Parser monad
Few years ago I did a course project for the “Functional programming” course at Jagiellonian University. The project was to implement a program for solving systems of equations… in Haskell.
For me back then, the entire concept of monads was quite foreign and scary, so I implemented a very crude state machine to parse the equations as strings from STDIN:
parseRow :: String -> Integer -> [Integer] -> [String] -> ([Integer], [String])
parseRow [] state coefficients var_names
| state == 7 = (reverse coefficients, reverse var_names)
| otherwise = error ("Invalid equation (state: " ++ show state ++ "; coefficients: " ++ show coefficients ++ "; var_names: " ++ show var_names ++ ")")
parseRow (c:cs) state coefficients var_names
| (state == 1) && (c == '-') = parseRow cs 2 ((-1) : coefficients) var_names
| state == 1 && isNum c = parseRow cs 3 (c_int : coefficients) var_names
| state == 1 && isAlpha c = parseRow cs 4 (1 : coefficients) ([c] : var_names)
| state == 2 && isNum c = parseRow cs 3 (repl_k : drop 1 coefficients) var_names
| state == 2 && isAlpha c = parseRow cs 4 coefficients ([c] : var_names)
| (state == 3) && (c == '=') = parseRow cs 5 coefficients var_names
| state == 3 && isAlpha c = parseRow cs 4 coefficients ([c] : var_names)
| state == 3 && isNum c = parseRow cs 3 (new_k : drop 1 coefficients) var_names
| (state == 4) && (c == '-') = parseRow cs 2 ((-1) : coefficients) var_names
| (state == 4) && (c == '+') = parseRow cs 2 (1 : coefficients) var_names
| state == 4 && isAlphaNum c = parseRow cs 4 coefficients (new_v : drop 1 var_names)

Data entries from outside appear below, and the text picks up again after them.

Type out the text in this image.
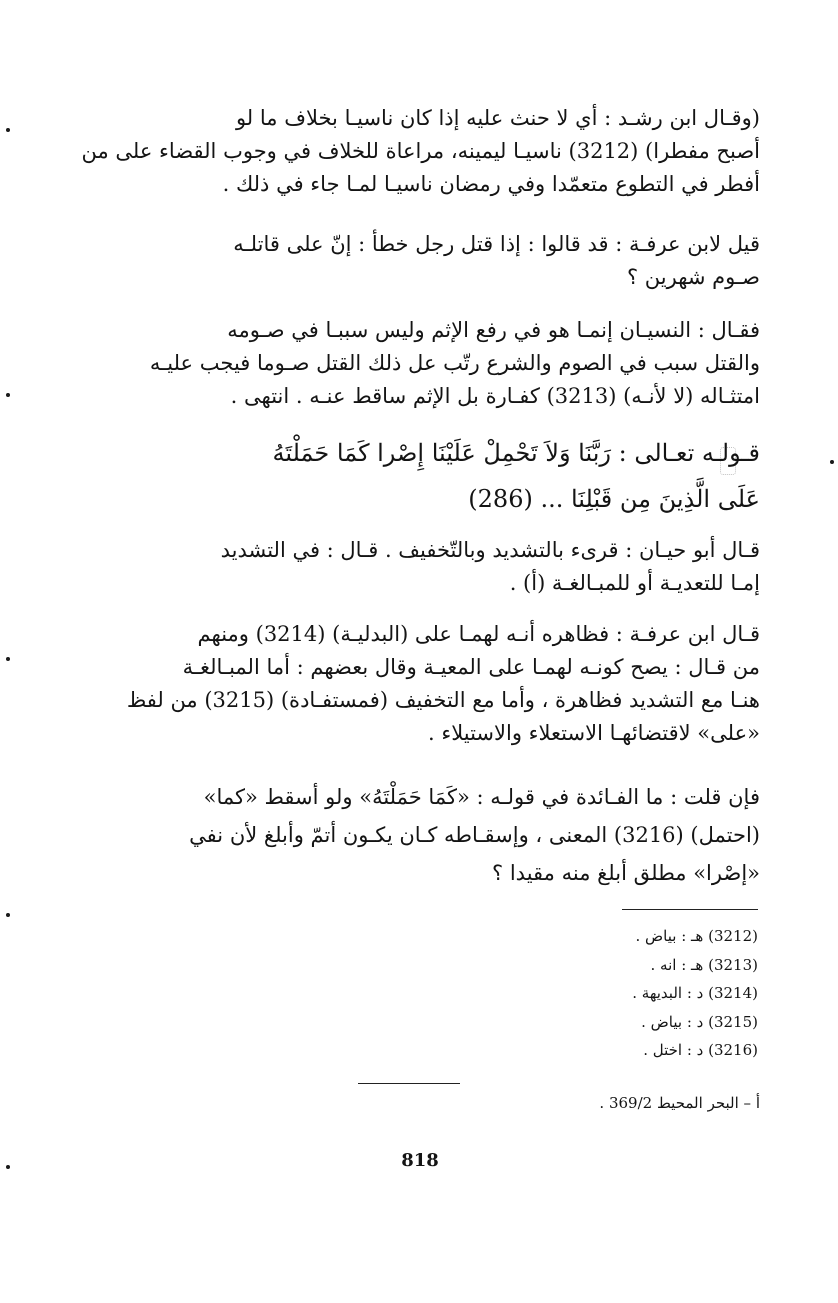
(وقـال ابن رشـد : أي لا حنث عليه إذا كان ناسيـا بخلاف ما لو
أصبح مفطرا) (3212) ناسيـا ليمينه، مراعاة للخلاف في وجوب القضاء على من
أفطر في التطوع متعمّدا وفي رمضان ناسيـا لمـا جاء في ذلك .
قيل لابن عرفـة : قد قالوا : إذا قتل رجل خطأ : إنّ على قاتلـه
صـوم شهرين ؟
فقـال : النسيـان إنمـا هو في رفع الإثم وليس سببـا في صـومه
والقتل سبب في الصوم والشرع رتّب عل ذلك القتل صـوما فيجب عليـه
امتثـاله (لا لأنـه) (3213) كفـارة بل الإثم ساقط عنـه . انتهى .
قـولـه تعـالى : رَبَّنَا وَلاَ تَحْمِلْ عَلَيْنَا إِصْرا كَمَا حَمَلْتَهُ
عَلَى الَّذِينَ مِن قَبْلِنَا ... (286)
قـال أبو حيـان : قرىء بالتشديد وبالتّخفيف . قـال : في التشديد
إمـا للتعديـة أو للمبـالغـة (أ) .
قـال ابن عرفـة : فظاهره أنـه لهمـا على (البدليـة) (3214) ومنهم
من قـال : يصح كونـه لهمـا على المعيـة وقال بعضهم : أما المبـالغـة
هنـا مع التشديد فظاهرة ، وأما مع التخفيف (فمستفـادة) (3215) من لفظ
«على» لاقتضائهـا الاستعلاء والاستيلاء .
فإن قلت : ما الفـائدة في قولـه : «كَمَا حَمَلْتَهُ» ولو أسقط «كما»
(احتمل) (3216) المعنى ، وإسقـاطه كـان يكـون أتمّ وأبلغ لأن نفي
«إصْرا» مطلق أبلغ منه مقيدا ؟
(3212) هـ : بياض .
(3213) هـ : انه .
(3214) د : البديهة .
(3215) د : بياض .
(3216) د : اختل .
أ – البحر المحيط 369/2 .
818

| (state == 4) && (c == '=') = parseRow cs 5 coefficients var_names
| (state == 5) && (c == '-') = parseRow cs 6 ((-1) : coefficients) var_names
| state == 5 && isNum c = parseRow cs 7 (c_int : coefficients) var_names
| state == 6 && isNum c = parseRow cs 7 (repl_k : drop 1 coefficients) var_names
| state == 7 && isNum c = parseRow cs 7 (new_k : drop 1 coefficients) var_names
| otherwise = parseRow cs state coefficients var_names
where
k = abs $ head coefficients
k_sign = sign (head coefficients)
c_int = atoi c
new_k = k_sign * ((k * 10) + c_int)
repl_k = k_sign * c_int
v = if not (null var_names) then head var_names else []
new_v = v ++ [c]
parseLine :: String -> ([Integer], [String])
parseLine s = parseRow s 1 [] []
However, recently I (hopefully) got a grip of monads, so I decided to modify my old project in Haskell to make it prettier.

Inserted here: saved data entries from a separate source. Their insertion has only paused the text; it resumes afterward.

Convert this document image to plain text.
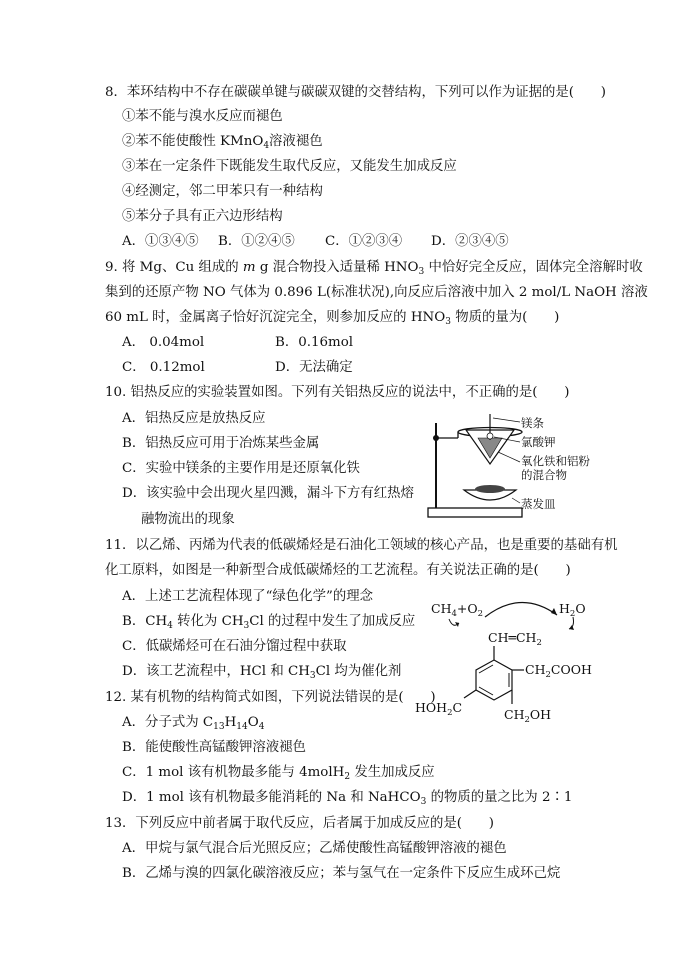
8．苯环结构中不存在碳碳单键与碳碳双键的交替结构，下列可以作为证据的是(　　)
①苯不能与溴水反应而褪色
②苯不能使酸性 KMnO$_4$溶液褪色
③苯在一定条件下既能发生取代反应，又能发生加成反应
④经测定，邻二甲苯只有一种结构
⑤苯分子具有正六边形结构
A．①③④⑤ B．①②④⑤ C．①②③④ D．②③④⑤
9. 将 Mg、Cu 组成的 m g 混合物投入适量稀 $HNO_3$ 中恰好完全反应，固体完全溶解时收
集到的还原产物 NO 气体为 0.896 L(标准状况),向反应后溶液中加入 2 mol/L NaOH 溶液
60 mL 时，金属离子恰好沉淀完全，则参加反应的 $HNO_3$ 物质的量为(　　)
A． 0.04mol	B．0.16mol
C． 0.12mol	D．无法确定
10. 铝热反应的实验装置如图。下列有关铝热反应的说法中，不正确的是(　　)
A．铝热反应是放热反应
B．铝热反应可用于冶炼某些金属
C．实验中镁条的主要作用是还原氧化铁
D．该实验中会出现火星四溅，漏斗下方有红热熔
融物流出的现象
镁条
氯酸钾
氧化铁和铝粉
的混合物
蒸发皿
11．以乙烯、丙烯为代表的低碳烯烃是石油化工领域的核心产品，也是重要的基础有机
化工原料，如图是一种新型合成低碳烯烃的工艺流程。有关说法正确的是(　　)
A．上述工艺流程体现了“绿色化学”的理念
B．$CH_4$ 转化为 $CH_3Cl$ 的过程中发生了加成反应
C．低碳烯烃可在石油分馏过程中获取
D．该工艺流程中，HCl 和 $CH_3Cl$ 均为催化剂
$CH_4+O_2$	$H_2O$
12. 某有机物的结构简式如图，下列说法错误的是(　　)
A．分子式为 $C_{13}H_{14}O_4$
B．能使酸性高锰酸钾溶液褪色
C．1 mol 该有机物最多能与 4molH$_2$ 发生加成反应
D．1 mol 该有机物最多能消耗的 Na 和 NaHCO$_3$ 的物质的量之比为 2∶1
$CH═CH_2$
$CH_2COOH$
$HOH_2C$	$CH_2OH$
13．下列反应中前者属于取代反应，后者属于加成反应的是(　　)
A．甲烷与氯气混合后光照反应；乙烯使酸性高锰酸钾溶液的褪色
B．乙烯与溴的四氯化碳溶液反应；苯与氢气在一定条件下反应生成环己烷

One of the improvements I made was the parsing part. Since one of the requirements for the course project was to not use any third-party libraries, I decided to stick to this and implement a parser monad.

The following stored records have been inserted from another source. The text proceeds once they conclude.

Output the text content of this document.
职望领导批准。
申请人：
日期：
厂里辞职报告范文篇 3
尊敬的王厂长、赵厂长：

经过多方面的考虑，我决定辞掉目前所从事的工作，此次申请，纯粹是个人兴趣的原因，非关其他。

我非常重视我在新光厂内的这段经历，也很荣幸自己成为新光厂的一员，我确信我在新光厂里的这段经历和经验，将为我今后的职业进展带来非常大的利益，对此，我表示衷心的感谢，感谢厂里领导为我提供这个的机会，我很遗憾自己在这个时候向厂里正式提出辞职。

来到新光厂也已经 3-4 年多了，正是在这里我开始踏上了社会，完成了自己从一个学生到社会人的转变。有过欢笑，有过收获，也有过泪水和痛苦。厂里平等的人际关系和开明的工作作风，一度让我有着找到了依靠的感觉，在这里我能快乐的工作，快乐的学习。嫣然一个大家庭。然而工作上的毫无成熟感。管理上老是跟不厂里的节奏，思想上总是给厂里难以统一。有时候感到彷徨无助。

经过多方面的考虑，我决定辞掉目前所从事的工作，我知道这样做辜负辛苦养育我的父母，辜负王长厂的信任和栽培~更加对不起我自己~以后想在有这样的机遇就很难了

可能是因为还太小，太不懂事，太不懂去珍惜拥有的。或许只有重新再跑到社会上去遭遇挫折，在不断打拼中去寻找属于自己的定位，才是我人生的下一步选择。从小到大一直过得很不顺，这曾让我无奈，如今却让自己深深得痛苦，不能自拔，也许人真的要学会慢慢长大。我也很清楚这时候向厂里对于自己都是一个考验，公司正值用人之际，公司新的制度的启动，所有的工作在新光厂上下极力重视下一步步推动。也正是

This proved to be an interesting task and made the entire parsing part quite neat:
equationFactor :: Parser Fraction
equationFactor = do
_sign <- factorSign
zeroOrMore (sat isSpace)
factor <- fmap (fromMaybe (1%1)) (zeroOrOne rationalFactor)
return (_sign * factor)
equationMember :: Parser (Fraction, String)
equationMember = do
factor <- equationFactor
zeroOrMore (sat isSpace)
zeroOrOne (sat (== '*'))
zeroOrMore (sat isSpace)
nameFirst <- oneOrMore (sat isAlpha)
nameRest <- zeroOrMore (sat isAlphaNum)
zeroOrMore (sat isSpace)
return (factor, nameFirst ++ nameRest)
-- An equation consists of a list of pairs (factor, variable name) and a free member
equation :: Parser ([(Fraction, String)], Fraction)
equation = do
members <- oneOrMore equationMember
zeroOrMore (sat isSpace)
sat (== '=')
zeroOrMore (sat isSpace)
freeMember <- rationalFactor
return (members, freeMember)
This is all possible thanks to the Parser
monad. Under the cut - the implementation details.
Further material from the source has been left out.